10 Criteria for Selecting Business Software
Selecting the right software for your organization can be a challenging task. Whether you are an IT Department or an IT Service Provider assigned with the responsibility of identifying and evaluating a new business software, you can quickly become overwhelmed by the selection process. In general, companies pursue technology as a process to achieve one or more of the following goals: 1) increase productivity, 2) address operational challenges or 3) save money. Not having a proper strategy in place for selecting the right business software for your organization can significantly hamper your efforts in achieving these goals. Even worse, selecting the wrong business application can lead to long-term maintenance costs, absence of use by your users, use (and purchase!) of another software platform to “fill in” functional gaps.
However, finding the right business software for your organization does not have to be complicated. There are best practices that can be (and should be) implemented to facilitate your selection process. In this featured post, we take a closer look at 10 criteria for selecting the right business software for your organization:
1. What is the need this software application?
The acquisition should be for an actual business need. Example: If you need an integrated tool that would allow a group of up to 30 researchers to gather, authenticate and report their study data.
2. Identify your priorities
It’s important to understand the capabilities of the various products and how they can benefit your organization. For example, if there is a need to install this software in a centralized location, and make it available for study groups, or researchers to use and access data from the field. It will be pertinent that they are able to export data and input and report data with other tools. There is software out there can offer many different features but do not necessarily provide a complete solution. Prioritizing those needs and implementing the right software for your needs is most critical. Don’t worry about the little things as long as you can fulfill your goals with the end-result you’re looking for.
3. Mission Critical vs. Business Critical
What is the mission? Is it a business critical application? A mission critical use is serious to the operation of your business. If the application flops or is inaccessible for any extent of time, it could be damaging to your business, such as financial software errors. A business critical application is critical for your personnel to perform their obligations and responsibilities. The last thing you need is downtime which can be a brutal blow to your business. It is important to understand when you assess vendor credibility, product dependability and support contributions.

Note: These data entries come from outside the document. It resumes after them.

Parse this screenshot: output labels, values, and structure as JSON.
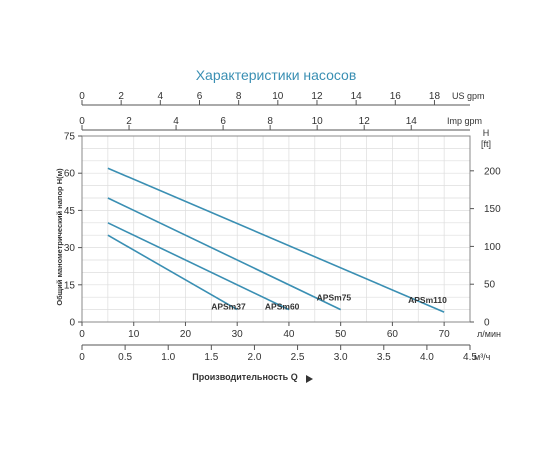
{
  "chart_data": {
    "type": "line",
    "title": "Характеристики насосов",
    "top_axes": [
      {
        "unit_label": "US gpm",
        "ticks": [
          0,
          2,
          4,
          6,
          8,
          10,
          12,
          14,
          16,
          18
        ]
      },
      {
        "unit_label": "Imp gpm",
        "ticks": [
          0,
          2,
          4,
          6,
          8,
          10,
          12,
          14
        ]
      }
    ],
    "x_lmin": {
      "unit_label": "л/мин",
      "ticks": [
        0,
        10,
        20,
        30,
        40,
        50,
        60,
        70
      ],
      "range": [
        0,
        75
      ]
    },
    "x_m3h": {
      "unit_label": "м³/ч",
      "ticks": [
        "0",
        "0.5",
        "1.0",
        "1.5",
        "2.0",
        "2.5",
        "3.0",
        "3.5",
        "4.0",
        "4.5"
      ]
    },
    "xlabel": "Производительность Q",
    "y_left": {
      "label": "Общий манометрический напор H(м)",
      "ticks": [
        0,
        15,
        30,
        45,
        60,
        75
      ],
      "range": [
        0,
        75
      ]
    },
    "y_right": {
      "label": "H [ft]",
      "ticks": [
        0,
        50,
        100,
        150,
        200
      ]
    },
    "grid": true,
    "series_color": "#3a8fb3",
    "series": [
      {
        "name": "APSm37",
        "x": [
          5,
          30
        ],
        "y": [
          35,
          5
        ]
      },
      {
        "name": "APSm60",
        "x": [
          5,
          40
        ],
        "y": [
          40,
          5
        ]
      },
      {
        "name": "APSm75",
        "x": [
          5,
          50
        ],
        "y": [
          50,
          5
        ]
      },
      {
        "name": "APSm110",
        "x": [
          5,
          70
        ],
        "y": [
          62,
          4
        ]
      }
    ]
  }
}
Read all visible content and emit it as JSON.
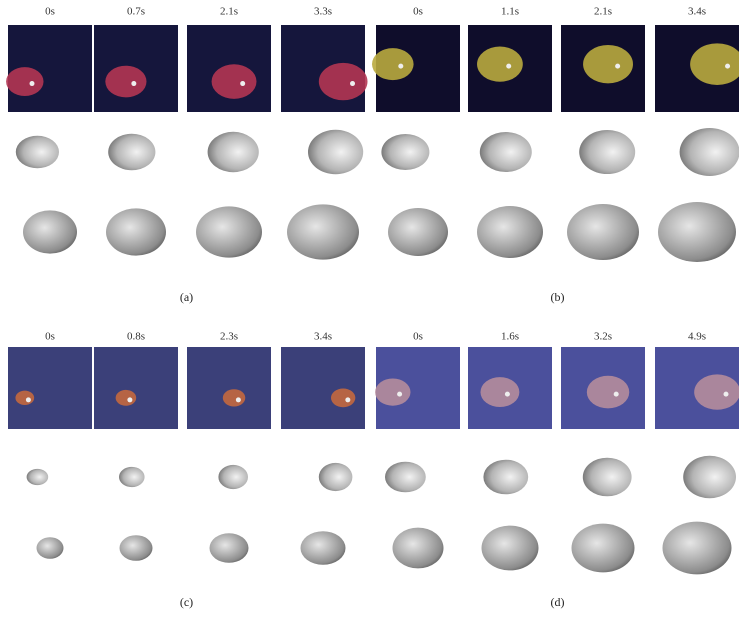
{
  "panels": [
    {
      "label": "(a)",
      "times": [
        "0s",
        "0.7s",
        "2.1s",
        "3.3s"
      ]
    },
    {
      "label": "(b)",
      "times": [
        "0s",
        "1.1s",
        "2.1s",
        "3.4s"
      ]
    },
    {
      "label": "(c)",
      "times": [
        "0s",
        "0.8s",
        "2.3s",
        "3.4s"
      ]
    },
    {
      "label": "(d)",
      "times": [
        "0s",
        "1.6s",
        "3.2s",
        "4.9s"
      ]
    }
  ]
}
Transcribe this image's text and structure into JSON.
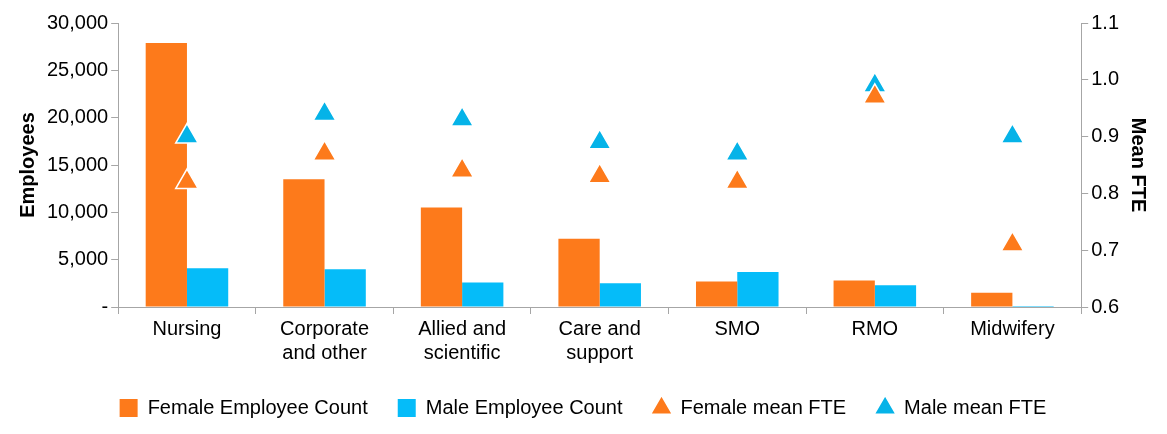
{
  "chart_data": {
    "type": "bar",
    "ylabel": "Employees",
    "y2label": "Mean FTE",
    "categories": [
      "Nursing",
      "Corporate and other",
      "Allied and scientific",
      "Care and support",
      "SMO",
      "RMO",
      "Midwifery"
    ],
    "series": [
      {
        "name": "Female Employee Count",
        "color": "#fd7a1b",
        "values": [
          27900,
          13500,
          10500,
          7200,
          2700,
          2800,
          1500
        ]
      },
      {
        "name": "Male Employee Count",
        "color": "#05bcf9",
        "values": [
          4100,
          4000,
          2600,
          2500,
          3700,
          2300,
          100
        ]
      },
      {
        "name": "Female mean FTE",
        "type": "scatter",
        "axis": "y2",
        "marker": "triangle",
        "color": "#fd7a1b",
        "x": [
          "Nursing",
          "Corporate and other",
          "Allied and scientific",
          "Care and support",
          "SMO",
          "RMO",
          "Midwifery"
        ],
        "values": [
          0.82,
          0.87,
          0.84,
          0.83,
          0.82,
          0.97,
          0.71
        ]
      },
      {
        "name": "Male mean FTE",
        "type": "scatter",
        "axis": "y2",
        "marker": "triangle",
        "color": "#05b3e8",
        "x": [
          "Nursing",
          "Corporate and other",
          "Allied and scientific",
          "Care and support",
          "SMO",
          "RMO",
          "Midwifery"
        ],
        "values": [
          0.9,
          0.94,
          0.93,
          0.89,
          0.87,
          0.99,
          0.9
        ]
      }
    ],
    "ylim": [
      0,
      30000
    ],
    "yticks": [
      {
        "value": 0,
        "label": "-"
      },
      {
        "value": 5000,
        "label": "5,000"
      },
      {
        "value": 10000,
        "label": "10,000"
      },
      {
        "value": 15000,
        "label": "15,000"
      },
      {
        "value": 20000,
        "label": "20,000"
      },
      {
        "value": 25000,
        "label": "25,000"
      },
      {
        "value": 30000,
        "label": "30,000"
      }
    ],
    "y2lim": [
      0.6,
      1.1
    ],
    "y2ticks": [
      {
        "value": 0.6,
        "label": "0.6"
      },
      {
        "value": 0.7,
        "label": "0.7"
      },
      {
        "value": 0.8,
        "label": "0.8"
      },
      {
        "value": 0.9,
        "label": "0.9"
      },
      {
        "value": 1.0,
        "label": "1.0"
      },
      {
        "value": 1.1,
        "label": "1.1"
      }
    ],
    "grid": false,
    "legend": "bottom"
  }
}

4. Vendor Credibility and Longevity
When doing some background research, it’s important to know the vendor history and credibility. What are their customer dependability and satisfaction ratings? Don’t focus completely on the negative aspect but you will want to protect yourself if the company were to go out of business or if they are a start- up business. Spend the time and check references on the vendor, so you don’t get stuck in the cold if something were to go wrong. A solid warranty is something to look out for and ask about.
5. Software Reliability
Are there any issues with the software going offline or any technical glitches? What is the length of time for issues to be resolved? Does the time slot given to resolve issues fit in line with your activity? Research online forums and even make a call to other customers to get a realistic idea of what you’re really getting yourself into. Speak with previous customers and find out why they abandoned or upgraded to another application. Protecting yourself will only be less heartache for everyone in the future.
6. Operations Integration
How does the application fit in with your current needs? Does is streamline processes and save time? Who will use it? Where? When? How? Cultivate a plan for implementing the software into your current procedures. Be precise in regard to who will use the application and how will they use it. Make sure in defining if the software application abilities will meet your current business need. For example, if you need employees to contact the application remotely, will this feature be available?
7. Support Model
How well does technical support work if your employees were to encounter an issue? Does the merchant provide phone support or support via email only? What is the average reply-time for answering technical issues? Is there adequate documentation and information available? Are there any hidden fees for extra support?
8. Scalability for Growth
Is the application beneficial as your organization grows? Will there be an increased pricing if your organization does grow? There could be license issues when adding users which usually cost money, so those will be good questions to ask. Pricing can increase easily when using basic versions but when implementing a enterprise solution, you can expect the pricing to increase if you’re implementing the full package.
Once you have reviewed the pricing and have evaluated the merchant, product competencies and resolved that this is the application, you can look at pricing. Moving forward, the pricing should reflect and support the capabilities, measuring up to the level of support offered. At the end of the day, you get what you pay for, so be wary about start-ups that are providing these solutions, especially without a proven track record.
10. How Will You Measure the ROI?
How will this investment reduce your immediate and long-term costs? Keep in mind, before signing on the dotted line on the contract, figure out how to measure the return on your investment? Will the application or product replace an existing application that is more costly? Will the quality of work improve by a more steadfast system being put in place? Will the quality remain the same or increase product or service provided?
No matter which way you go, make sure to consult with experienced personnel that can guide your organization in the driving seat towards success. Talk with your IT department or IT service provider about options when making these big decisions that will eventually get your organization ahead.